Now warning bells are going off in my mind. Not only was he rubbish at gaming, but not to call the CoD games by their designated title was a sin. The nerves I could ignore. The lack of skill I could pass off. Not to know the correct CoD title was suspicious. Add them together... well you get my drift, but I'm just gabbling again.
I decided to test my theory.
"So, will you be getting Call of Duty Modern Warfare four?" A simple question. But anyone worth their salt will know Modern Warfare series ended on the third edition.
"Yeah, I'm really looking forward to it."
Busted.
"You're no gamer." I said. Albeit slightly abruptly, but that was all it took to get the full story out of him.
Apparently everything was switched around. It was him that wasn't interested in gaming, and he didn't like the amount of time his girlfriend spent online.

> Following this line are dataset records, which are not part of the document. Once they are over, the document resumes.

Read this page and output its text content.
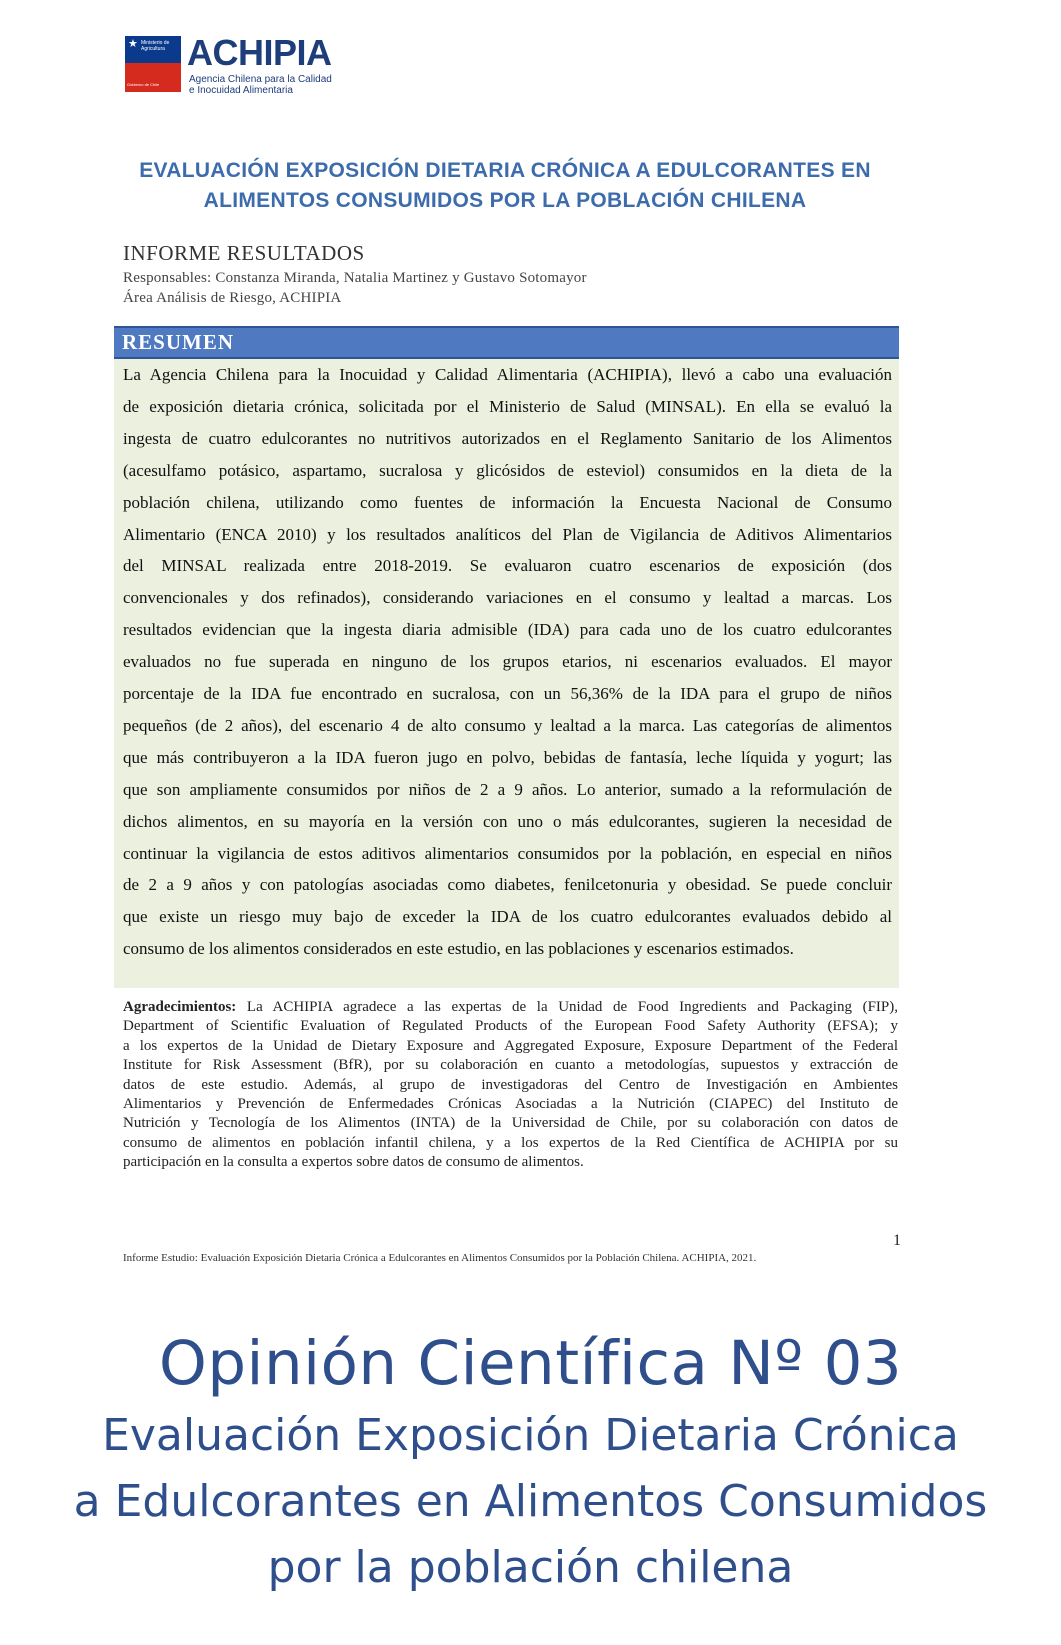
★ Ministerio de Agricultura
Gobierno de Chile
ACHIPIA
Agencia Chilena para la Calidad
e Inocuidad Alimentaria
EVALUACIÓN EXPOSICIÓN DIETARIA CRÓNICA A EDULCORANTES EN
ALIMENTOS CONSUMIDOS POR LA POBLACIÓN CHILENA
INFORME RESULTADOS
Responsables: Constanza Miranda, Natalia Martinez y Gustavo Sotomayor
Área Análisis de Riesgo, ACHIPIA
RESUMEN
La Agencia Chilena para la Inocuidad y Calidad Alimentaria (ACHIPIA), llevó a cabo una evaluación
de exposición dietaria crónica, solicitada por el Ministerio de Salud (MINSAL). En ella se evaluó la
ingesta de cuatro edulcorantes no nutritivos autorizados en el Reglamento Sanitario de los Alimentos
(acesulfamo potásico, aspartamo, sucralosa y glicósidos de esteviol) consumidos en la dieta de la
población chilena, utilizando como fuentes de información la Encuesta Nacional de Consumo
Alimentario (ENCA 2010) y los resultados analíticos del Plan de Vigilancia de Aditivos Alimentarios
del MINSAL realizada entre 2018-2019. Se evaluaron cuatro escenarios de exposición (dos
convencionales y dos refinados), considerando variaciones en el consumo y lealtad a marcas. Los
resultados evidencian que la ingesta diaria admisible (IDA) para cada uno de los cuatro edulcorantes
evaluados no fue superada en ninguno de los grupos etarios, ni escenarios evaluados. El mayor
porcentaje de la IDA fue encontrado en sucralosa, con un 56,36% de la IDA para el grupo de niños
pequeños (de 2 años), del escenario 4 de alto consumo y lealtad a la marca. Las categorías de alimentos
que más contribuyeron a la IDA fueron jugo en polvo, bebidas de fantasía, leche líquida y yogurt; las
que son ampliamente consumidos por niños de 2 a 9 años. Lo anterior, sumado a la reformulación de
dichos alimentos, en su mayoría en la versión con uno o más edulcorantes, sugieren la necesidad de
continuar la vigilancia de estos aditivos alimentarios consumidos por la población, en especial en niños
de 2 a 9 años y con patologías asociadas como diabetes, fenilcetonuria y obesidad. Se puede concluir
que existe un riesgo muy bajo de exceder la IDA de los cuatro edulcorantes evaluados debido al
consumo de los alimentos considerados en este estudio, en las poblaciones y escenarios estimados.
Agradecimientos: La ACHIPIA agradece a las expertas de la Unidad de Food Ingredients and Packaging (FIP),
Department of Scientific Evaluation of Regulated Products of the European Food Safety Authority (EFSA); y
a los expertos de la Unidad de Dietary Exposure and Aggregated Exposure, Exposure Department of the Federal
Institute for Risk Assessment (BfR), por su colaboración en cuanto a metodologías, supuestos y extracción de
datos de este estudio. Además, al grupo de investigadoras del Centro de Investigación en Ambientes
Alimentarios y Prevención de Enfermedades Crónicas Asociadas a la Nutrición (CIAPEC) del Instituto de
Nutrición y Tecnología de los Alimentos (INTA) de la Universidad de Chile, por su colaboración con datos de
consumo de alimentos en población infantil chilena, y a los expertos de la Red Científica de ACHIPIA por su
participación en la consulta a expertos sobre datos de consumo de alimentos.
1
Informe Estudio: Evaluación Exposición Dietaria Crónica a Edulcorantes en Alimentos Consumidos por la Población Chilena. ACHIPIA, 2021.
Opinión Científica Nº 03
Evaluación Exposición Dietaria Crónica
a Edulcorantes en Alimentos Consumidos
por la población chilena
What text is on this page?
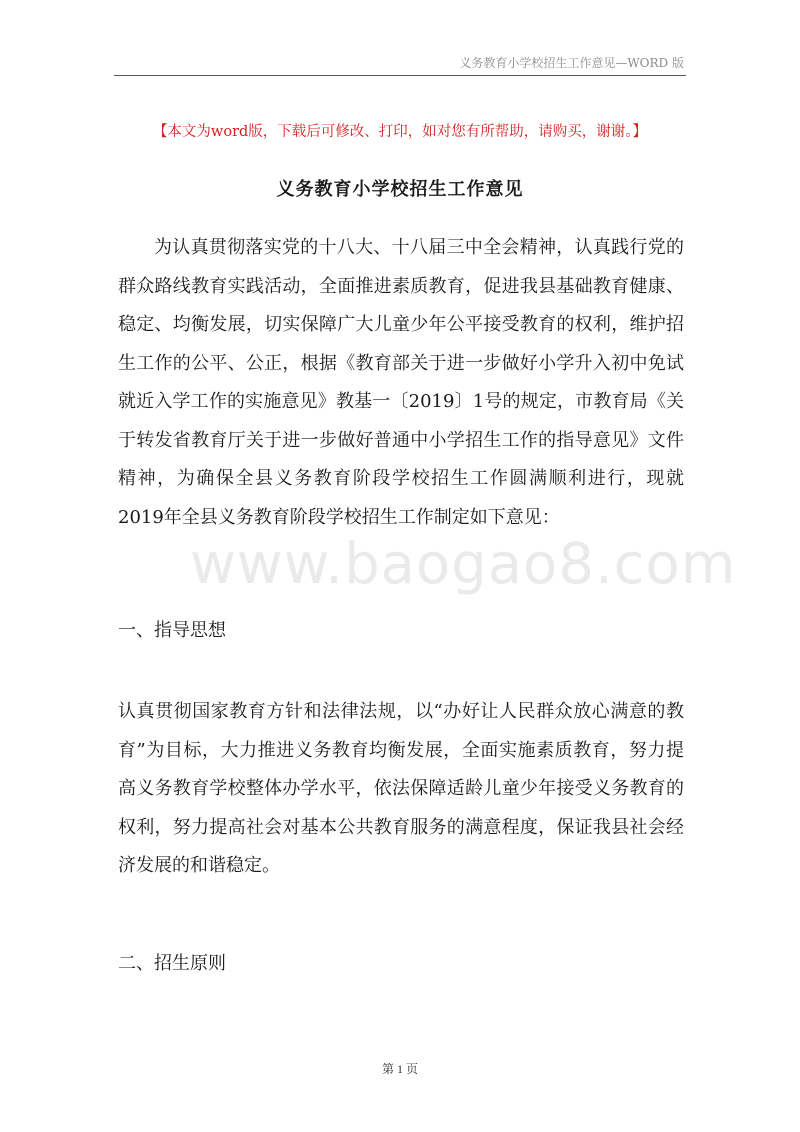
义务教育小学校招生工作意见—WORD 版
【本文为word版，下载后可修改、打印，如对您有所帮助，请购买，谢谢。】
义务教育小学校招生工作意见
为认真贯彻落实党的十八大、十八届三中全会精神，认真践行党的群众路线教育实践活动，全面推进素质教育，促进我县基础教育健康、稳定、均衡发展，切实保障广大儿童少年公平接受教育的权利，维护招生工作的公平、公正，根据《教育部关于进一步做好小学升入初中免试就近入学工作的实施意见》教基一〔2019〕1号的规定，市教育局《关于转发省教育厅关于进一步做好普通中小学招生工作的指导意见》文件精神，为确保全县义务教育阶段学校招生工作圆满顺利进行，现就2019年全县义务教育阶段学校招生工作制定如下意见：
www.baogao8.com
一、指导思想
认真贯彻国家教育方针和法律法规，以“办好让人民群众放心满意的教育”为目标，大力推进义务教育均衡发展，全面实施素质教育，努力提高义务教育学校整体办学水平，依法保障适龄儿童少年接受义务教育的权利，努力提高社会对基本公共教育服务的满意程度，保证我县社会经济发展的和谐稳定。
二、招生原则
第 1 页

I could see the guilt in his face over the lies he had told, and I was about to tell him it didn't matter, then I think his male ego must have kicked in.
"You do know I only asked you out to get back at her." He told me, his voice raised a little. "Your seriously not my type of girl."
I have to admit that stung a little. At the end of the day I hadn't done anything to him, and I didn't deserve his anger. Now I am a little introvert and I don't do scenes, so I settled for walking out.
I was tempted top phone a taxi to pick me up, but at that moment in time I just wanted to get away from there. So I started walking down the narrow lane back towards the main road. At least it had stopped raining.
I wasn't far from the junction to the main road when I heard a car behind me. I glanced around and sure enough it was Steve.
For a moment I hoped he was going to stop and apologise, then he began to accelerate and that ended that thought.
I suppose this would be a good time to mention that the road I was walking along wasn't the best in the world, and it was about now I realised I was standing next to a rather large puddle. Now I have done a few online IQ tests (the ones you don't have to pay to get the results) and mine equated to around one thirtyish (not that I'm bragging), but it didn't take a genius IQ to realise that when the car hit the puddle I was going to get soaked.